The position we have arrived at, then, is this. We have on one hand a difficulty, an obstacle, a violation effected through something human life has carried out in action. We have on the other a violation of interests and forces intrinsically just and right. By treating these two forms of determination in close juxtaposition we, for the first time, are able to gauge the full depth of this last type of collision.

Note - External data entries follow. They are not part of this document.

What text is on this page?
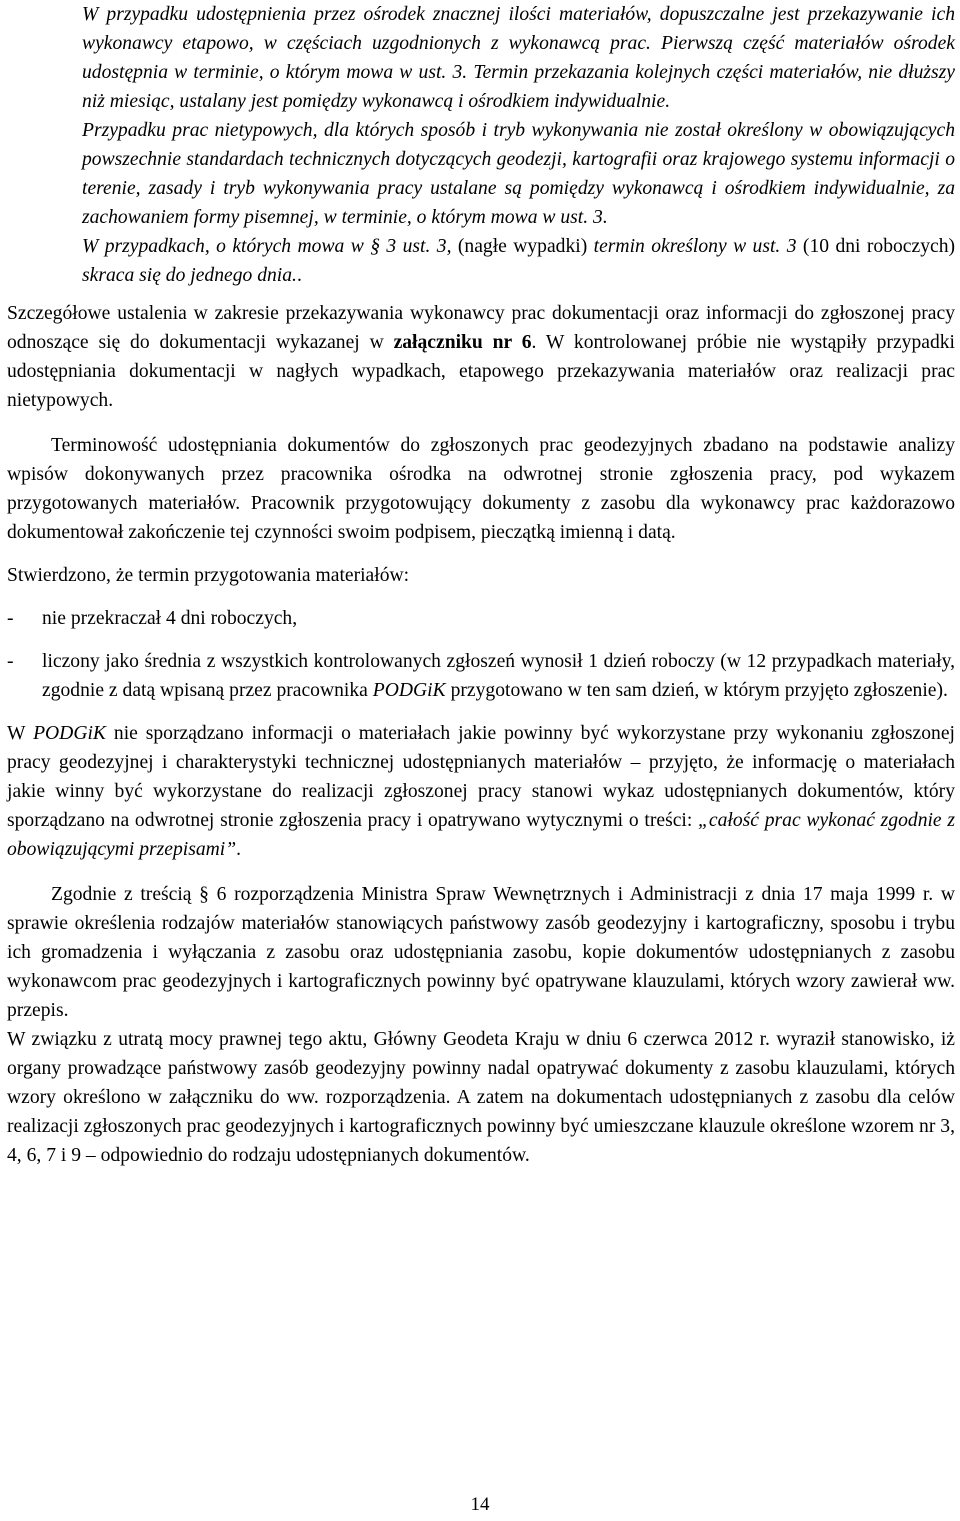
W przypadku udostępnienia przez ośrodek znacznej ilości materiałów, dopuszczalne jest przekazywanie ich wykonawcy etapowo, w częściach uzgodnionych z wykonawcą prac. Pierwszą część materiałów ośrodek udostępnia w terminie, o którym mowa w ust. 3. Termin przekazania kolejnych części materiałów, nie dłuższy niż miesiąc, ustalany jest pomiędzy wykonawcą i ośrodkiem indywidualnie.

Przypadku prac nietypowych, dla których sposób i tryb wykonywania nie został określony w obowiązujących powszechnie standardach technicznych dotyczących geodezji, kartografii oraz krajowego systemu informacji o terenie, zasady i tryb wykonywania pracy ustalane są pomiędzy wykonawcą i ośrodkiem indywidualnie, za zachowaniem formy pisemnej, w terminie, o którym mowa w ust. 3.

W przypadkach, o których mowa w § 3 ust. 3, (nagłe wypadki) termin określony w ust. 3 (10 dni roboczych) skraca się do jednego dnia..

Szczegółowe ustalenia w zakresie przekazywania wykonawcy prac dokumentacji oraz informacji do zgłoszonej pracy odnoszące się do dokumentacji wykazanej w załączniku nr 6. W kontrolowanej próbie nie wystąpiły przypadki udostępniania dokumentacji w nagłych wypadkach, etapowego przekazywania materiałów oraz realizacji prac nietypowych.

Terminowość udostępniania dokumentów do zgłoszonych prac geodezyjnych zbadano na podstawie analizy wpisów dokonywanych przez pracownika ośrodka na odwrotnej stronie zgłoszenia pracy, pod wykazem przygotowanych materiałów. Pracownik przygotowujący dokumenty z zasobu dla wykonawcy prac każdorazowo dokumentował zakończenie tej czynności swoim podpisem, pieczątką imienną i datą.

Stwierdzono, że termin przygotowania materiałów:

- nie przekraczał 4 dni roboczych,
- liczony jako średnia z wszystkich kontrolowanych zgłoszeń wynosił 1 dzień roboczy (w 12 przypadkach materiały, zgodnie z datą wpisaną przez pracownika PODGiK przygotowano w ten sam dzień, w którym przyjęto zgłoszenie).

W PODGiK nie sporządzano informacji o materiałach jakie powinny być wykorzystane przy wykonaniu zgłoszonej pracy geodezyjnej i charakterystyki technicznej udostępnianych materiałów – przyjęto, że informację o materiałach jakie winny być wykorzystane do realizacji zgłoszonej pracy stanowi wykaz udostępnianych dokumentów, który sporządzano na odwrotnej stronie zgłoszenia pracy i opatrywano wytycznymi o treści: „całość prac wykonać zgodnie z obowiązującymi przepisami”.

Zgodnie z treścią § 6 rozporządzenia Ministra Spraw Wewnętrznych i Administracji z dnia 17 maja 1999 r. w sprawie określenia rodzajów materiałów stanowiących państwowy zasób geodezyjny i kartograficzny, sposobu i trybu ich gromadzenia i wyłączania z zasobu oraz udostępniania zasobu, kopie dokumentów udostępnianych z zasobu wykonawcom prac geodezyjnych i kartograficznych powinny być opatrywane klauzulami, których wzory zawierał ww. przepis.

W związku z utratą mocy prawnej tego aktu, Główny Geodeta Kraju w dniu 6 czerwca 2012 r. wyraził stanowisko, iż organy prowadzące państwowy zasób geodezyjny powinny nadal opatrywać dokumenty z zasobu klauzulami, których wzory określono w załączniku do ww. rozporządzenia. A zatem na dokumentach udostępnianych z zasobu dla celów realizacji zgłoszonych prac geodezyjnych i kartograficznych powinny być umieszczane klauzule określone wzorem nr 3, 4, 6, 7 i 9 – odpowiednio do rodzaju udostępnianych dokumentów.

14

We may distinguish between the prominent examples which fall within the consideration of this class of cases as follows:

(αα) In passing from the sphere of that type of conflict which we have pointed out rests for its primary basis on what is entirely due to Nature we observe that the first class of cases which confronts us on crossing the boundary to the consideration of a new type is closely related to that we have just left behind us. If, then, human action is assumed to be responsible for the collision, it will follow that what is carried out as natural through human action, that is to say, in so far as humanity is not entirely spiritual, will consist in this that a particular action is performed unconsciously and without purpose, which will be found afterwards to be a positive infraction of the forces of self-respecting and civilized society. The consciousness which any man latterly acquires of the injurious nature of an action, of which he was previously unaware, will drive him who still accepts the responsibility of such an action into division and conflict. The ground of such a conflict, in fact, consists in the opposition with which the mind is confronted between that which was actually before it when the action took place, and the subsequent discovery of all that was really implied in the act itself. The cases of Œdipus and Ajax will at once suggest themselves as examples. The action of Œdipus, if viewed simply with reference to his will and knowledge, amounted merely to the fact that he killed a perfect stranger in a quarrel. The unconscious act was the reality in its full significance, that is to say, the murder of his own father. Ajax, in a fit of frenzy, slaughtered the cattle of the Greeks believing them to be the Greek chieftains. On regaining his senses and discovering what he really did he is seized with a sense of shame which drives him into collision with himself. We must, however, observe that what has been unconsciously violated by a man in the type of collision we are now examining ought to be something which he himself, when fully in a position to judge, would both honour and revere. If such a reverential attitude has its roots merely in personal idiosyncrasy or superstition, such a collision can arouse, to say the least, no really profound interest.